RE: [EXT] Re: [PATCH net v1] octeon_ep: initialise control mbox tasks before using APIs

From: Shinas Rasheed
Date: Tue Dec 05 2023 - 01:50:29 EST




> -----Original Message-----
> > On Sat, Dec 2, 2023 at 4:08 PM Shinas Rasheed <srasheed@xxxxxxxxxxx>
> wrote:
> > > Do INIT_WORK for the various workqueue tasks before the first
> > > invocation of any control net APIs. Since octep_ctrl_net_get_info
> > > was called before the control net receive work task was even
> > > initialised, the function call wasn't returning actual firmware
> > > info queried from Octeon.
> >
> > It might be more accurate to say that octep_ctrl_net_get_info depends
> > on the processing of OEI events. This happens in intr_poll_task.
> > That's why intr_poll_task needs to be queued earlier.


Intr_poll_task is queued only when the interface is down and the PF cannot catch IRQs as they have been torn down.
Elsewise, OEI events will trigger the OEI IRQ and consequently its handler. Nevertheless, your point is correct in that it
needs to be queued earlier, but I think subsequently since it calls the control mbox task, that is more relevant and necessary as if it
is not initialized, it cannot be scheduled even if OEI interrupts have been caught.

> > Did octep_send_mbox_req previously always fail with EAGAIN after
> ^^^^^^^^^^^^^^^^^^^^^
> I meant octep_ctrl_net_get_info here.
>
> > running into the 500 ms timeout in octep_send_mbox_req?

Yes it did, but as it was silent (note that we're not checking any error value), it didn't stop operation. I think I might have to update this patch
to catch the error values as well (This was a relic from the original code which spawned an extra thread to setup device and hence couldn't give back
an error value. That implementation was discouraged and we setup things at probe itself in the upstreamed code and can check error values)

> > Apropos octep_send_mbox_req... I think it has a race. "d" is put on
> > the ctrl_req_wait_list after sending the request to the hardware. If
> > the response arrives quickly, "d" might not yet be on the list when
> > process_mbox_resp looks for it.
> > Also, what protects ctrl_req_wait_list from concurrent access?

Such a race condition is, I also think, valid, but is not currently occurring as response, after due processing from Octeon application,
wouldn't arrive that quickly.
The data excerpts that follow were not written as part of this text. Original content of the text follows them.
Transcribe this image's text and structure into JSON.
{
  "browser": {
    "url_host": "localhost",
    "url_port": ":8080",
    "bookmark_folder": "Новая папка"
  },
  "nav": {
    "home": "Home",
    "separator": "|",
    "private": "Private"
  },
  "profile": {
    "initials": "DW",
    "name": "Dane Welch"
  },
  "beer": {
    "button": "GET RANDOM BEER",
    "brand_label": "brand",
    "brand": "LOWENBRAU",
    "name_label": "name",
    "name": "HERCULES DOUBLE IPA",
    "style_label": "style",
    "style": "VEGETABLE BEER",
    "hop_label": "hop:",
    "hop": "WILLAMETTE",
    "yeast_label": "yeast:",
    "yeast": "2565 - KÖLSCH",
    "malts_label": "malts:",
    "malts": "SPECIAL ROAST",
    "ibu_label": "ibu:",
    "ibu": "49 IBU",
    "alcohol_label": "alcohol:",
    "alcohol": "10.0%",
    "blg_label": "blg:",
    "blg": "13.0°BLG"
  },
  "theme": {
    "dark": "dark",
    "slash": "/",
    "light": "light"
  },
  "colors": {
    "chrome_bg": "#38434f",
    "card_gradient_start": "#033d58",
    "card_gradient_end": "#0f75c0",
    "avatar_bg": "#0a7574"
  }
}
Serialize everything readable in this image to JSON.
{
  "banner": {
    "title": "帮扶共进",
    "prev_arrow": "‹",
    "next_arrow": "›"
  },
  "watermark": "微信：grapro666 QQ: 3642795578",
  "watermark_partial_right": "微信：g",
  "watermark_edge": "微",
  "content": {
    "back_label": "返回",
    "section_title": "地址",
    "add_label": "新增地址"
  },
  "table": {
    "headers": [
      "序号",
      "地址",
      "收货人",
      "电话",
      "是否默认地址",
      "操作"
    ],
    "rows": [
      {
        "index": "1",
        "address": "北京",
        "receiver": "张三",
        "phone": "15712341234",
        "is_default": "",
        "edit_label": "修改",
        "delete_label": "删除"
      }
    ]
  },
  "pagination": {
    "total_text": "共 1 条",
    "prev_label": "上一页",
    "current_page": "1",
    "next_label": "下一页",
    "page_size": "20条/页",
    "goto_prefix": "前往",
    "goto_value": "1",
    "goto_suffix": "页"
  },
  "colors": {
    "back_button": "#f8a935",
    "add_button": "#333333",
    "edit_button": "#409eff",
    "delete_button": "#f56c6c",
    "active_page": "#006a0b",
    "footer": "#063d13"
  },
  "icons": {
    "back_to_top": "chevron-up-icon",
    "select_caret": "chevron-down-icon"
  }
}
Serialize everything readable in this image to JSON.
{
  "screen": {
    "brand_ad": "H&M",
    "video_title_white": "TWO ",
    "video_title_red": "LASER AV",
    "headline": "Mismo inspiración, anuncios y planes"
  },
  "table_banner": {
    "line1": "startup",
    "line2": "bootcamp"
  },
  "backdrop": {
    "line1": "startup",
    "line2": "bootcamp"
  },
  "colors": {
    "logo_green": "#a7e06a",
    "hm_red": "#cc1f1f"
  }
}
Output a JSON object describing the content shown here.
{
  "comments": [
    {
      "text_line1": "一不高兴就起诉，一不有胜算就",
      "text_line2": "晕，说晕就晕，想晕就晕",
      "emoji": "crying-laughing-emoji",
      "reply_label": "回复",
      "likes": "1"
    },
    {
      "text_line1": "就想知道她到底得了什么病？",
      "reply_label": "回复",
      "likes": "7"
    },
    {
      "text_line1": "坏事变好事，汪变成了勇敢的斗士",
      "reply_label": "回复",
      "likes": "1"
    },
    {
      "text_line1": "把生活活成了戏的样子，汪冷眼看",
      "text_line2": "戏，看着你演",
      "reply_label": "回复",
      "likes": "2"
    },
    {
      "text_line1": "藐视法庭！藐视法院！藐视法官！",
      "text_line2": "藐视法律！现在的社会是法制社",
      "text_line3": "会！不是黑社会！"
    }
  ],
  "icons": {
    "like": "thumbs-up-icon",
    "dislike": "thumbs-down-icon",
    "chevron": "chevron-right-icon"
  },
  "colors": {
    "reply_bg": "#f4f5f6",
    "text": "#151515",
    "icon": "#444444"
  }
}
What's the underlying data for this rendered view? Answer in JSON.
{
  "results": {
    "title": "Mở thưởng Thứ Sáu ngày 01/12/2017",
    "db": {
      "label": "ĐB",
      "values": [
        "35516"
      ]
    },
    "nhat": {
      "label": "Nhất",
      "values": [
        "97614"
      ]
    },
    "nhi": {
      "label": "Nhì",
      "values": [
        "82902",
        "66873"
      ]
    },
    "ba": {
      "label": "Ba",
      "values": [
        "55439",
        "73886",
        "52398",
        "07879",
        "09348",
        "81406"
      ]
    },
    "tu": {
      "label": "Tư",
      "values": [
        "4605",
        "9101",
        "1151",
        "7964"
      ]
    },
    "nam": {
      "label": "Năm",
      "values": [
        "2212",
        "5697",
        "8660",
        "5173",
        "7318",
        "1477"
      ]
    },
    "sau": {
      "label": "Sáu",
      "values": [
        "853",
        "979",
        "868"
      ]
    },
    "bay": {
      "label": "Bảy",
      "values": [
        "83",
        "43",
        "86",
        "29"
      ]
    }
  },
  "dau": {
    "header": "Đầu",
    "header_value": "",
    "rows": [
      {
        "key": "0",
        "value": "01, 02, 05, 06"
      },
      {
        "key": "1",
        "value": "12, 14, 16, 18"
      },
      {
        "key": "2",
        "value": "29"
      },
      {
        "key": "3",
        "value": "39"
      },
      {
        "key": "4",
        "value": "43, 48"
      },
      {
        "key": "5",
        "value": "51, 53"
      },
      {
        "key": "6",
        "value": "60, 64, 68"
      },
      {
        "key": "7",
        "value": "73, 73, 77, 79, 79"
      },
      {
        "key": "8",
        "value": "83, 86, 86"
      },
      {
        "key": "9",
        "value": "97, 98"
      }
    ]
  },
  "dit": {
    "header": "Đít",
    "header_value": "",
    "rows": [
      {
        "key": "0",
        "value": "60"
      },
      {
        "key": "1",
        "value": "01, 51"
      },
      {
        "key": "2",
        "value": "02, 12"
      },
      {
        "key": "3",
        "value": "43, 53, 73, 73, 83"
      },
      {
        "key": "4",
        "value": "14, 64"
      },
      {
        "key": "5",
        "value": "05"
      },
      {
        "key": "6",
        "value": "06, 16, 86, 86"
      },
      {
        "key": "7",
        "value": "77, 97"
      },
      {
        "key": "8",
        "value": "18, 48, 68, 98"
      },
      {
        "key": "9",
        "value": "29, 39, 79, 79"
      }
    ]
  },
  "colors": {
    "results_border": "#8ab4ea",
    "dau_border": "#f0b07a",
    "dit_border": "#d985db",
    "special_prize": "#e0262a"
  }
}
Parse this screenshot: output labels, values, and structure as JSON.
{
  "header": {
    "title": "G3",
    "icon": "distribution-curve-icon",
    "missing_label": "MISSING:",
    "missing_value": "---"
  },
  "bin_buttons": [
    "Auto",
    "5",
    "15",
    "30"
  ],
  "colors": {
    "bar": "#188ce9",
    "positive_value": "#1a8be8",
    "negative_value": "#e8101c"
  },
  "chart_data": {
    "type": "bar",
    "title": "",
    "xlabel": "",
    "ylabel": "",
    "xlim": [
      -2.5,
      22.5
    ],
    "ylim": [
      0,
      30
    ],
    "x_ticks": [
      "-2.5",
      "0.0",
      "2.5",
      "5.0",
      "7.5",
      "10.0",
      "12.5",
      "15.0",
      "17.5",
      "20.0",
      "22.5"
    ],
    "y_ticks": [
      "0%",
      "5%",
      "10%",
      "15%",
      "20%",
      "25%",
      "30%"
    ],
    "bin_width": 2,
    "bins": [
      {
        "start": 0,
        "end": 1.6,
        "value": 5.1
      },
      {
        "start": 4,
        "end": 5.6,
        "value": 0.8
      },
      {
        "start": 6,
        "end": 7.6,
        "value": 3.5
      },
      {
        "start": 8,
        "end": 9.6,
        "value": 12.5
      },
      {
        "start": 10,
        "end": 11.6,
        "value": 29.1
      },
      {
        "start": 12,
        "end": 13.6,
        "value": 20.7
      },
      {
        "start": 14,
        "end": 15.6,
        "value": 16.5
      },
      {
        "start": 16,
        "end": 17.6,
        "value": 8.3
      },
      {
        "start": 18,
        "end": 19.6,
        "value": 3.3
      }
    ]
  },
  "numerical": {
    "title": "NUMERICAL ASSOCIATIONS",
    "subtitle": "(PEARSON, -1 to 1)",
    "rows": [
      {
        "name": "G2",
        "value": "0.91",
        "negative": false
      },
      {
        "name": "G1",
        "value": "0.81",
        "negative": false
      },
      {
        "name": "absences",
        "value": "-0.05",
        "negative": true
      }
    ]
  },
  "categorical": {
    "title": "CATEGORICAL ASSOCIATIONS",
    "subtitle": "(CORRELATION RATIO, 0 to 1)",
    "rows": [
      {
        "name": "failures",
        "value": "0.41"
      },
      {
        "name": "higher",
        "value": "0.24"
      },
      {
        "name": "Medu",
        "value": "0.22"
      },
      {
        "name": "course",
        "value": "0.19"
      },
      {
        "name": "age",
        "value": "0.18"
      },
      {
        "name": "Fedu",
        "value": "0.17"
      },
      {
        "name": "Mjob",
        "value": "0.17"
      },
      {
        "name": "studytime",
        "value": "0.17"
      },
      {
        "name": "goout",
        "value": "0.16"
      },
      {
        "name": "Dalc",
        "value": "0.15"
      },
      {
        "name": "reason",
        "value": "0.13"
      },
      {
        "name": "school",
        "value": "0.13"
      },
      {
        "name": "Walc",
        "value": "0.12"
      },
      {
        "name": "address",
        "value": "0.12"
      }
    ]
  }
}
Regarding concurrent access, there is currently no protection for ctrl_req_wait_list. Concurrent access here,
can only happen if either two requests manage to get hold of the ctrl_req_wait_list or a request and a response manages to get hold of the
ctrl_req_wait_list (the case you stated above).

In the first case, since locks are implemented atop the control mbox itself, requests would have to in effect wait for their chance to
queue their wait data "d" to ctrl_req_wait_list, avoiding concurrent access.

The second case is valid, but as I stated, wouldn't happen practically. But I suppose we do have to handle all theoretical cases and perhaps
locking can be done. I suppose a separate patch for it might be better.